PDA

Bekijk de volledige versie : Jongeren plannen zich te pletter


Barst
27th February 2016, 16:27
Een generatie controlefreaks


De millennials hebben het steeds moeilijker om het onverwachte een plaats te geven, schrijft Jan Rosier. Dat maakt dat ze steeds dwangmatiger gaan plannen, en uiteindelijk de hoop verliezen.


In zijn opiniestuk ‘Wat is er aan de hand met mijn studenten’ deelt Jan De Maeseneer zijn diepe bezorgdheid over de afnemende empathie bij artsen in opleiding (DS 20 februari) . Dat sommige studenten opperen dat pechvogels maar beter hun best moeten doen, is mij ook bekend en baart mij ook zorgen. Het is goed om via kwantitatieve metingen een inzicht te krijgen in de leefwereld van studenten, maar we moeten ook proberen een beeld te krijgen van de denkpatronen die mensen aanzetten tot zulke uitspraken.

Zonder het volgende als een algemene stelling te willen poneren, vallen er mij drie dingen op bij veel universitair geschoolde jonge mensen: het toenemende onvermogen om het onverwachte een plaats te geven, de daaruitvolgende nood tot dwangmatig plannen en het loslaten van het begrip hoop.


Iedereen ceo

Ten eerste stel ik vast dat jonge en hoogopgeleide kaders – en dus niet alleen studenten – er moeite mee hebben om in te zien dat er in het leven bewegingen plaatsvinden waarop je weinig invloed hebt. Het begrip ‘noodlot’ heeft weinig of geen betekenis meer in onze cultuur, omdat ze doordrenkt is geraakt van een managementsdenken dat ervan uitgaat dat alles onder controle te brengen en te houden is. Die mentaliteit heeft zich niet alleen in ondernemingen verankerd, maar jammer genoeg ook in instellingen waar dat niet echt nodig is, zoals het onderwijs, en erger nog: in onze hoofden. Wie zijn leven niet naar de juiste baan stuurt of te weinig stuurt, zal onvermijdelijk pech hebben. Wie voldoende en verstandig stuurt, heeft de controle over het leven. Als ik met mijn studenten het onderzoek van Jeffrey Pfeffer bespreek, dan hebben ze moeite om hem en mij te geloven. Pfeffer, een hoogleraar management aan de Stanford Business School, toonde al in 1977 aan dat managers – dé herauten van actie, controle en sturing – slechts voor 10 procent het verschil verklaren tussen de allerbeste en de allerslechtste organisaties.

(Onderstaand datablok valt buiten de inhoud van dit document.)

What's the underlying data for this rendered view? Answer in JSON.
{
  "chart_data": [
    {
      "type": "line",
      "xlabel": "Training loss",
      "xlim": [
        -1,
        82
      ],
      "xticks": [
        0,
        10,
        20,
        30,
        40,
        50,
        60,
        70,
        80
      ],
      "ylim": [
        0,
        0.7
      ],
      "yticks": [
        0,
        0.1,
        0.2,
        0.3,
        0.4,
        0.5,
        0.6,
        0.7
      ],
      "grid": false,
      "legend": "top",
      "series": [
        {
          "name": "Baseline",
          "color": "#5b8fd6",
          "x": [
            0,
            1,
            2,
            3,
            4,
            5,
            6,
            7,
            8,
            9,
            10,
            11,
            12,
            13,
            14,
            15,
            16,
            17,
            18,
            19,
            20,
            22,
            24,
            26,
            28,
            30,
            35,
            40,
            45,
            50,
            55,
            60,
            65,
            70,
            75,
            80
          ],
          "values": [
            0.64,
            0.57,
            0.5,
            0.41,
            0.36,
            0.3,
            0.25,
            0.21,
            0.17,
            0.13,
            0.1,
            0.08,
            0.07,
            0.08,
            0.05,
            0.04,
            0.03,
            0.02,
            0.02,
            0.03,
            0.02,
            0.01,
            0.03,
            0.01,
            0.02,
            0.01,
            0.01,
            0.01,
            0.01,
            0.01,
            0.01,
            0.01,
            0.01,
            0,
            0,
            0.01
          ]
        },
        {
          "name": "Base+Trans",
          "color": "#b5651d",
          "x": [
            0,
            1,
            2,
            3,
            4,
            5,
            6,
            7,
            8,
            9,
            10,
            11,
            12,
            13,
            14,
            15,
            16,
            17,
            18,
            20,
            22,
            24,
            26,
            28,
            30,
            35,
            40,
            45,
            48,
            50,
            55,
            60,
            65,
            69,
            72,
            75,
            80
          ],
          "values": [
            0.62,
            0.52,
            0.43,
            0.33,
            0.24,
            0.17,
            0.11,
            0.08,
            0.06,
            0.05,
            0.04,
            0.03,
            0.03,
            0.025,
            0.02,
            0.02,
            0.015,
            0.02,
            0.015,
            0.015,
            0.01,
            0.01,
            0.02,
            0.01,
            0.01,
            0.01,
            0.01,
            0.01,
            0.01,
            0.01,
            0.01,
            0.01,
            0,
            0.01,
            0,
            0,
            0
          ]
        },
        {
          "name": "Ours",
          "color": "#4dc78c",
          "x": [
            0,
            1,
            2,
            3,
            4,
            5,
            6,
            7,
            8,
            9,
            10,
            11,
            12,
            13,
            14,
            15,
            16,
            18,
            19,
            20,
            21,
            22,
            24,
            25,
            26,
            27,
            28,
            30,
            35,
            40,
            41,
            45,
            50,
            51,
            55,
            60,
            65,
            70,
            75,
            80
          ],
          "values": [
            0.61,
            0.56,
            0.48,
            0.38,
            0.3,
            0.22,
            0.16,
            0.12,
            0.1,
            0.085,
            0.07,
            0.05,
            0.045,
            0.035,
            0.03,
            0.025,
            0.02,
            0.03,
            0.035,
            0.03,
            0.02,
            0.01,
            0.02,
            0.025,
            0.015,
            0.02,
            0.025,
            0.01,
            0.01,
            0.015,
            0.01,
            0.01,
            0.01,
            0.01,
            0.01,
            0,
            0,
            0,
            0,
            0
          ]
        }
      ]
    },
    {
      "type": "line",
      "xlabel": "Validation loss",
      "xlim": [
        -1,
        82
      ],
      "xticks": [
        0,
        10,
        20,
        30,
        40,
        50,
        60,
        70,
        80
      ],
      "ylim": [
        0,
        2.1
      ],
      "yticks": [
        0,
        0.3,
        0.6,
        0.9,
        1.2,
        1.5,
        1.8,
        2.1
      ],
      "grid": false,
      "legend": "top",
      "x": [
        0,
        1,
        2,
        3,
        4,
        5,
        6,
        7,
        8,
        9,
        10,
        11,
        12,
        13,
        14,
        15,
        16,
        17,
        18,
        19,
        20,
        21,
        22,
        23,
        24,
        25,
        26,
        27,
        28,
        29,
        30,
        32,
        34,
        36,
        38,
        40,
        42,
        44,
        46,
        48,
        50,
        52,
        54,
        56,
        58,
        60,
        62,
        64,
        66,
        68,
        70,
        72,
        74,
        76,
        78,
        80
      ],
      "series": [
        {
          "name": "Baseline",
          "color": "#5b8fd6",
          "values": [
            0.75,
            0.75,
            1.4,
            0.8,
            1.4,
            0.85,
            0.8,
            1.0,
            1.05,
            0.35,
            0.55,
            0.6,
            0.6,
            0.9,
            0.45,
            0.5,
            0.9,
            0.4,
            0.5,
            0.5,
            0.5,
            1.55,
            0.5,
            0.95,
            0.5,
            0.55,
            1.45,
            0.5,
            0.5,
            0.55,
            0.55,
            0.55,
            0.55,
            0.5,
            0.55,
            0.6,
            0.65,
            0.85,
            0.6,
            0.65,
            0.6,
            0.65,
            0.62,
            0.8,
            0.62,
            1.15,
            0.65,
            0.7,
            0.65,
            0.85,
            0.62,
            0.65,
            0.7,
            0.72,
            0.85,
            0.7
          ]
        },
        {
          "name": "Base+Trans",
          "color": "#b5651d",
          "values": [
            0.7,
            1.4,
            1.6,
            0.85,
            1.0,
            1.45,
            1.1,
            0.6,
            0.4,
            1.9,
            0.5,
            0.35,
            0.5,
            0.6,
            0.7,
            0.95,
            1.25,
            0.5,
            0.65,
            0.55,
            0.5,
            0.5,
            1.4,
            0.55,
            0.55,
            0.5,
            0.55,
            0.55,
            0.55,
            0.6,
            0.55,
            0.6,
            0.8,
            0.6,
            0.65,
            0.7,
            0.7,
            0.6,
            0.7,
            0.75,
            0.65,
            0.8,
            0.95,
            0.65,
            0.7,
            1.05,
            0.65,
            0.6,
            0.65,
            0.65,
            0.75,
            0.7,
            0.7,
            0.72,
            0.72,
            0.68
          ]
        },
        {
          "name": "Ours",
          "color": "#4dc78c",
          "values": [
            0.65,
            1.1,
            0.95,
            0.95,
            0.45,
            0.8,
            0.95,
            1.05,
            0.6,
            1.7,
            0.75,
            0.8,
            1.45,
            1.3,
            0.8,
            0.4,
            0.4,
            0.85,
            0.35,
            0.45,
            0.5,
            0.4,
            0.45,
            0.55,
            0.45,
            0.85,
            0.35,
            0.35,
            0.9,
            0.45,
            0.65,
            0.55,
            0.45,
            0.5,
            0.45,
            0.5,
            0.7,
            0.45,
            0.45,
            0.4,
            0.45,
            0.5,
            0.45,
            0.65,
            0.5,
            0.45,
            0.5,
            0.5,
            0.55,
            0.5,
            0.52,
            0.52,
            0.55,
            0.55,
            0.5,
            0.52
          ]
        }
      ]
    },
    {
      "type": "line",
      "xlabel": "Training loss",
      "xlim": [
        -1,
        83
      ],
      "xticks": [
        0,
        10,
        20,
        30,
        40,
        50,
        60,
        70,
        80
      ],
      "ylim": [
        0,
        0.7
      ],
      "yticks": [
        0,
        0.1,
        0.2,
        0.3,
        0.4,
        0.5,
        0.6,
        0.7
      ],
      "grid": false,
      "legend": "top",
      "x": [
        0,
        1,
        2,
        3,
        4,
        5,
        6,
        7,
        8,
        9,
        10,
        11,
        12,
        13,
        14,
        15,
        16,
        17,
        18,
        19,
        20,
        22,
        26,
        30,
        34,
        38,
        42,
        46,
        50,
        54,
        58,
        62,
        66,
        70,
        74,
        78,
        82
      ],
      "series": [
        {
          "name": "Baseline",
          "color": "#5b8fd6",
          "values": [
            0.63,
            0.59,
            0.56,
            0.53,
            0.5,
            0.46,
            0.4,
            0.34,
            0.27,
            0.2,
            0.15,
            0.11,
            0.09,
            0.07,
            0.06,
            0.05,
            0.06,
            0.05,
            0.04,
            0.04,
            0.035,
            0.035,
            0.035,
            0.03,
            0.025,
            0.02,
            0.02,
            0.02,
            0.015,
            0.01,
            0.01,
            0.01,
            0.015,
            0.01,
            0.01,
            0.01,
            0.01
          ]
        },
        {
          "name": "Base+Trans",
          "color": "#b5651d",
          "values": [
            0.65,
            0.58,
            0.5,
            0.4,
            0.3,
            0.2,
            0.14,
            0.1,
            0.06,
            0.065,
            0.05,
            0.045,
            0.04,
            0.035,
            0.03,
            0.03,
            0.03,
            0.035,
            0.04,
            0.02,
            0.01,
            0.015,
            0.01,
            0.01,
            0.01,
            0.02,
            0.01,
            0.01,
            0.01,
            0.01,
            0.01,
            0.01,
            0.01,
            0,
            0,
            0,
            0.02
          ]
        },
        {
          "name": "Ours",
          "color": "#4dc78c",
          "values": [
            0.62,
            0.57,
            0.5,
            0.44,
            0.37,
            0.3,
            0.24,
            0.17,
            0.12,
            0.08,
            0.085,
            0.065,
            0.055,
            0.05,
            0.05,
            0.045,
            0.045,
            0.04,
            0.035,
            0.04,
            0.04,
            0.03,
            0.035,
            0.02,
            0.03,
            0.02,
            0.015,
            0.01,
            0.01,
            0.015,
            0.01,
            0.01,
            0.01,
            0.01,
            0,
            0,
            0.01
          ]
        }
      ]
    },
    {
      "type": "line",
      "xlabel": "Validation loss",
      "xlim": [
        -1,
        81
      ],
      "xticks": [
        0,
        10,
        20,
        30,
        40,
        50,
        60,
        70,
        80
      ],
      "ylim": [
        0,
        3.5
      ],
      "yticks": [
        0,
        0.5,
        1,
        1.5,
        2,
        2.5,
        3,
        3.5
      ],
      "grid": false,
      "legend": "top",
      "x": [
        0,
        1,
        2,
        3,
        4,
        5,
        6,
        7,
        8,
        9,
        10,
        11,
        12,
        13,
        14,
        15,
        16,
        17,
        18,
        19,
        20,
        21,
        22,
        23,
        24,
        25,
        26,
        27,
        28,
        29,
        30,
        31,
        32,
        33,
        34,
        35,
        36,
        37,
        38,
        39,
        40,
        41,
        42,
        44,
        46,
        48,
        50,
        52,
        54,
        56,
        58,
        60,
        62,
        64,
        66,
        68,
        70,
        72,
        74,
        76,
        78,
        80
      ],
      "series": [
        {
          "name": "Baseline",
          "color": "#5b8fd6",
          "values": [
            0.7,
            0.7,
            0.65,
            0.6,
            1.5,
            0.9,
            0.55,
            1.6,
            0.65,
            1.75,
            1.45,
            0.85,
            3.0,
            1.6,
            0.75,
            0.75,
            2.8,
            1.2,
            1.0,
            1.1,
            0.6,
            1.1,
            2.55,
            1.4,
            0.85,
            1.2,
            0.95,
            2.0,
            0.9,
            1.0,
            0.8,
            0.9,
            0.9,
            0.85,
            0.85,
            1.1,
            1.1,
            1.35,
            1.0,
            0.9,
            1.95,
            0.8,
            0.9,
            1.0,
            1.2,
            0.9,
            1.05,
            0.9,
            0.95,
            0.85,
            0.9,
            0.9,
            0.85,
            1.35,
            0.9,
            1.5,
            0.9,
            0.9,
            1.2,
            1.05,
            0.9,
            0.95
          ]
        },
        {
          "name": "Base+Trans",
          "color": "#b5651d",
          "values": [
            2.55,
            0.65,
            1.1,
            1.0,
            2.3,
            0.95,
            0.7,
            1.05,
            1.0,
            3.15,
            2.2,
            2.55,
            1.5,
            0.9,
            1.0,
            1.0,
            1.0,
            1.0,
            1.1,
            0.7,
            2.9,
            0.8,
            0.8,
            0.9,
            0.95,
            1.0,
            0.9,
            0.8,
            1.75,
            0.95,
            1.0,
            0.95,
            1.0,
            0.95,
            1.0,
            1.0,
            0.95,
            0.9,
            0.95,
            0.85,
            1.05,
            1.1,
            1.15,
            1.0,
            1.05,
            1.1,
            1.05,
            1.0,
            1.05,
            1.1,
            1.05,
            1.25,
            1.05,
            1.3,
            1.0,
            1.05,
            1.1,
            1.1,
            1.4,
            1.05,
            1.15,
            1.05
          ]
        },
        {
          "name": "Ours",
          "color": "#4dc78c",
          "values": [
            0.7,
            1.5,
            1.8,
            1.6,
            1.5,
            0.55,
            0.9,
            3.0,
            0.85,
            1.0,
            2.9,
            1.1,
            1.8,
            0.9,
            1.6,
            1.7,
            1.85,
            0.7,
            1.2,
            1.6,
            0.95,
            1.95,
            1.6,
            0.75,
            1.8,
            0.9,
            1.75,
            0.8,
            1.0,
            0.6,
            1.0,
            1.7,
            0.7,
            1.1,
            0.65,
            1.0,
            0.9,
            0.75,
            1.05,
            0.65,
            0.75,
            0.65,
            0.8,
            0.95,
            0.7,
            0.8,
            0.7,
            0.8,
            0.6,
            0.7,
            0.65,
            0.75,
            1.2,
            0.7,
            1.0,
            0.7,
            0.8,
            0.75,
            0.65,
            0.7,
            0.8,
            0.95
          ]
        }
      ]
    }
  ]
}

Actie, controle en sturing kunnen het noodlot, een term die in de managementwetenschappen amper opduikt, niet afwenden. Het valt op dat succesvolle mensen de oorzaak van pech vlug leggen bij het individu en zijn beslissingen. Dat is een typische managementreflex die zich in alle poriën van het dagelijkse bestaan heeft gewrongen. Wie longkanker heeft, had maar vroeger de juiste beslissing moeten nemen. Wie arm is, had dat moeten voorzien en actie ondernemen. Het lijkt wel of we de chief executive officers van ons leven moeten worden.

Dat brengt mij bij het volgende punt. Doordat er zoveel onbegrip is over de macht van het noodlot, vervallen we in dwangmatige planningsdrang. Als niets doen een rampzalig idee is en íéts doen veel beter, dan moeten we dat wat we doen zeer goed doen. Het plan moet dus stap voor stap verfijnd tot dat vervelende noodlot er uitgeperst is. Voor sommigen wordt voeding hét middel om het lot af te wenden, voor anderen is sporten als een atleet de beste strategie. Het leven moet niet meer worden geleefd, maar beredeneerd met ‘go/no go’-beslissingen en ‘ja/neen’-overwegingen. Als ik studenten vertel dat plannen goed zijn, maar de irriterende eigenschap hebben om te falen en dat een loopbaan en/of een huwelijk weleens de afgrond induiken, dan wordt het stil.


Het kleine meisje is dood

Net omdat compulsief plannen en sturen zo belangrijk is geworden, is er geen plaats meer voor hoop. De hoop op een volwaardig, nuttig en rijk leven wordt daarom niet geprojecteerd als een piepklein alternatief tussen vele – soms zeer pijnlijke – mogelijkheden in een zeer verre toekomst waar men geen vat op heeft, maar als een project op korte termijn. Hoop is objectief geworden. Hoop, dat kleine meisje van niks waar mijn ouders en vele arme stakkers mee leefden en nog mee leven omdat het de enige houvast is, is door ons managementdenken overleden.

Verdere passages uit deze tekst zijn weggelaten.